After finding the maximum possible depth for our tree (10), we then instantiate a DecisionTreeClassifier class and train it on the dataset. We set the maximum depth of the decision tree to 10. To be able to see the decision rules and the number of samples satisfying them more clearly, we can refer to Fig. 4 which depicts a subtree of the final model.

Figure 5 illustrates a bigger subtree of our model. We can see in the subtree that the feature len (X[0]) appears in many logical rules and is an essential parameter for our decision tree.

Fig. 3
figure 3

Validation score with respect to the tree depth

Fig. 4
figure 4

A subtree of the final decision tree

Fig. 5
figure 5

Detailed subtree

4 Evaluation

At first, we describe the evaluation metrics of our decision tree in Table 1. To show that our lightweight model’s performance is satisfactory in this use case, we develop a neural network using the same library and compare its metrics with those of the decision tree. Table 2 briefly describes our neural network.

Table 1 Decision tree evaluation metrics
Table 2 Neural network parameters

The neural network is 96.6% accurate, which is even less than our decision tree. With that in mind that we have avoided overfitting, we can claim that our model outperforms classical neural networks in this scenario. It is important to note that the deep learning approaches may reach higher accuracy (99% and above), especially when the task includes the detection of the attack type [12] (Table 3).

Table 3 Neural network evaluation metrics

5 Conclusion

In this paper, we presented an on-the-fly malicious packet classifier. It employs decision trees to capture IoT network packets and label them as normal or malicious. We demonstrated that our lightweight model outperforms complex neural networks while keeping the processing and storage requirements at a minimum.

6 Future Work

For future work, we may integrate this model with a packet capturer to automatically label all (or some) of the traffic in the network.

We selected our features manually. In future research, one might also automate feature selection using statistical or ML methods (intrinsic, wrapper methods, etc.)

One possible contribution to this research would be attack classification. The group of malicious packets found by the decision tree can be fed to a more complex machine learning model to detect the type of attack happening in the network. We may use several IoT attack categories for classification.

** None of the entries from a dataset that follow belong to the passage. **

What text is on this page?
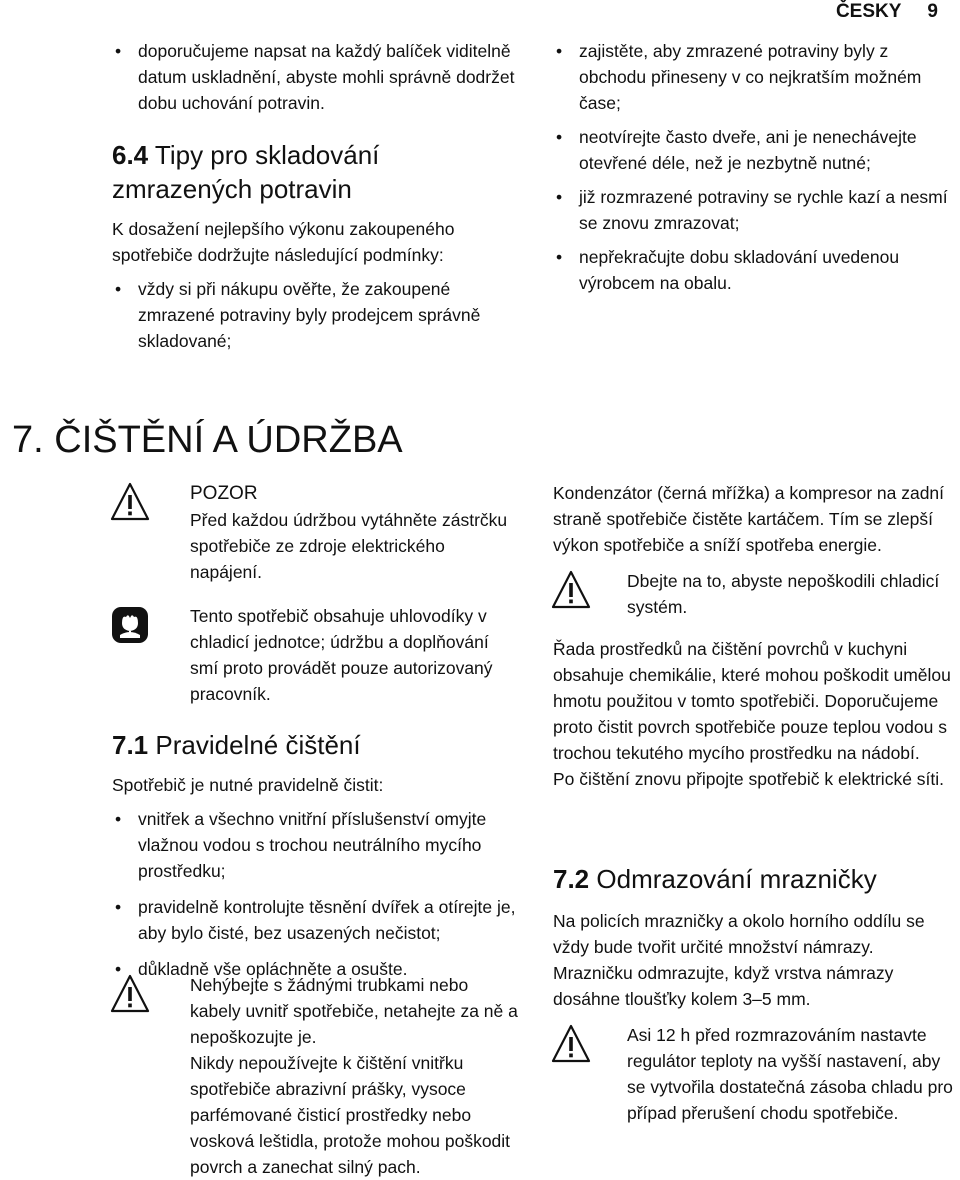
ČESKY 9
• doporučujeme napsat na každý balíček viditelně datum uskladnění, abyste mohli správně dodržet dobu uchování potravin.
6.4 Tipy pro skladování zmrazených potravin

K dosažení nejlepšího výkonu zakoupeného spotřebiče dodržujte následující podmínky:

• vždy si při nákupu ověřte, že zakoupené zmrazené potraviny byly prodejcem správně skladované;
• zajistěte, aby zmrazené potraviny byly z obchodu přineseny v co nejkratším možném čase;
• neotvírejte často dveře, ani je nenechávejte otevřené déle, než je nezbytně nutné;
• již rozmrazené potraviny se rychle kazí a nesmí se znovu zmrazovat;
• nepřekračujte dobu skladování uvedenou výrobcem na obalu.
7. ČIŠTĚNÍ A ÚDRŽBA

POZOR

Před každou údržbou vytáhněte zástrčku spotřebiče ze zdroje elektrického napájení.

Tento spotřebič obsahuje uhlovodíky v chladicí jednotce; údržbu a doplňování smí proto provádět pouze autorizovaný pracovník.

7.1 Pravidelné čištění

Spotřebič je nutné pravidelně čistit:

• vnitřek a všechno vnitřní příslušenství omyjte vlažnou vodou s trochou neutrálního mycího prostředku;
• pravidelně kontrolujte těsnění dvířek a otírejte je, aby bylo čisté, bez usazených nečistot;
• důkladně vše opláchněte a osušte.

Nehýbejte s žádnými trubkami nebo kabely uvnitř spotřebiče, netahejte za ně a nepoškozujte je.

Nikdy nepoužívejte k čištění vnitřku spotřebiče abrazivní prášky, vysoce parfémované čisticí prostředky nebo vosková leštidla, protože mohou poškodit povrch a zanechat silný pach.

Kondenzátor (černá mřížka) a kompresor na zadní straně spotřebiče čistěte kartáčem. Tím se zlepší výkon spotřebiče a sníží spotřeba energie.

Dbejte na to, abyste nepoškodili chladicí systém.

Řada prostředků na čištění povrchů v kuchyni obsahuje chemikálie, které mohou poškodit umělou hmotu použitou v tomto spotřebiči. Doporučujeme proto čistit povrch spotřebiče pouze teplou vodou s trochou tekutého mycího prostředku na nádobí.

Po čištění znovu připojte spotřebič k elektrické síti.

7.2 Odmrazování mrazničky

Na policích mrazničky a okolo horního oddílu se vždy bude tvořit určité množství námrazy. Mrazničku odmrazujte, když vrstva námrazy dosáhne tloušťky kolem 3–5 mm.

Asi 12 h před rozmrazováním nastavte regulátor teploty na vyšší nastavení, aby se vytvořila dostatečná zásoba chladu pro případ přerušení chodu spotřebiče.
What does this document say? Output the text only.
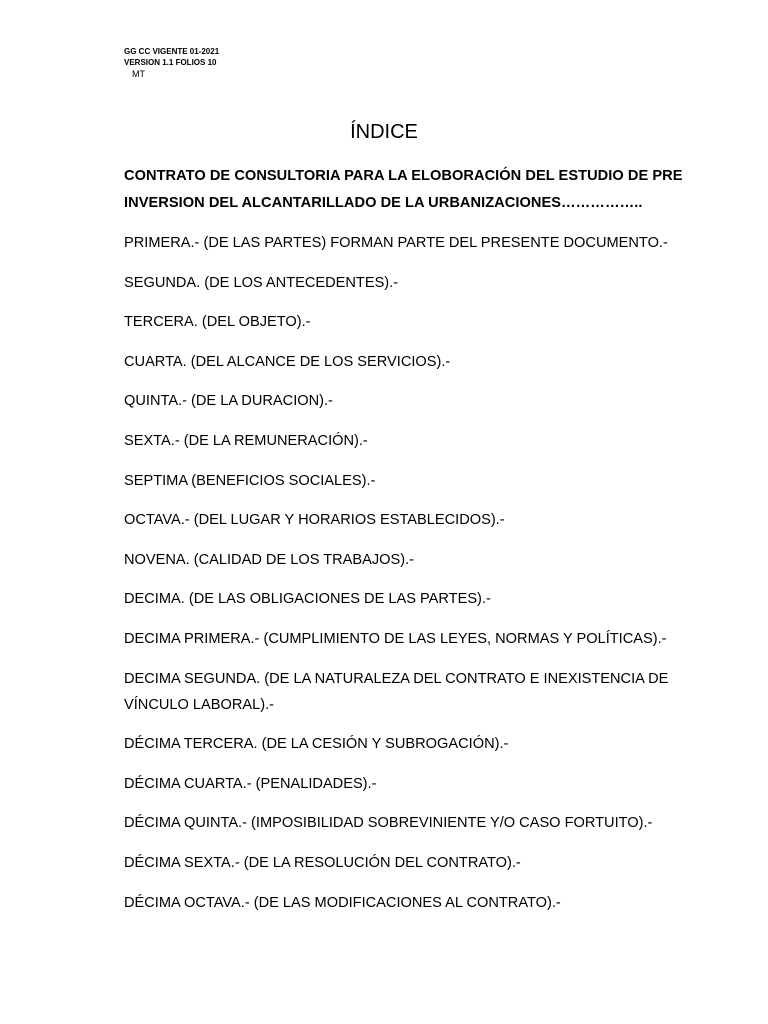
GG CC VIGENTE 01-2021
VERSION 1.1 FOLIOS 10
MT
ÍNDICE
CONTRATO DE CONSULTORIA PARA LA ELOBORACIÓN DEL ESTUDIO DE PRE INVERSION DEL ALCANTARILLADO DE LA URBANIZACIONES……………..
PRIMERA.- (DE LAS PARTES) FORMAN PARTE DEL PRESENTE DOCUMENTO.-
SEGUNDA. (DE LOS ANTECEDENTES).-
TERCERA. (DEL OBJETO).-
CUARTA. (DEL ALCANCE DE LOS SERVICIOS).-
QUINTA.- (DE LA DURACION).-
SEXTA.- (DE LA REMUNERACIÓN).-
SEPTIMA (BENEFICIOS SOCIALES).-
OCTAVA.- (DEL LUGAR Y HORARIOS ESTABLECIDOS).-
NOVENA. (CALIDAD DE LOS TRABAJOS).-
DECIMA. (DE LAS OBLIGACIONES DE LAS PARTES).-
DECIMA PRIMERA.- (CUMPLIMIENTO DE LAS LEYES, NORMAS Y POLÍTICAS).-
DECIMA SEGUNDA. (DE LA NATURALEZA DEL CONTRATO E INEXISTENCIA DE VÍNCULO LABORAL).-
DÉCIMA TERCERA. (DE LA CESIÓN Y SUBROGACIÓN).-
DÉCIMA CUARTA.- (PENALIDADES).-
DÉCIMA QUINTA.- (IMPOSIBILIDAD SOBREVINIENTE Y/O CASO FORTUITO).-
DÉCIMA SEXTA.- (DE LA RESOLUCIÓN DEL CONTRATO).-
DÉCIMA OCTAVA.- (DE LAS MODIFICACIONES AL CONTRATO).-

  • Denial of Service (DoS): aims to make IoT devices unavailable by overloading the network and disrupting the services.

  • Distributed Denial of Service (DDoS)/Botnets: an adversary compromises many IoT devices to employ a significant DoS.

  • Spoofing: The attacker tries to manipulate an authenticated identity by forging.

  • Man-In-The-Middle: The communication channel is compromised. The attacker can act after this attack as a proxy to read, write, and modify the packets.

  • Insecure Firmware: After the control over an IoT device is gained, the device is used to attack other devices.

  • Data Leakage: If the data is not encrypted, the privacy of the user data is compromised and may be used by an attacker to access the private network.

  • Botnets: An adversary controls a network of connected IoT devices by which he performs malicious actions.

  • Brute Force Password Attacks: A potential attacker can gather substantial processing power to try every possible secret a device possesses.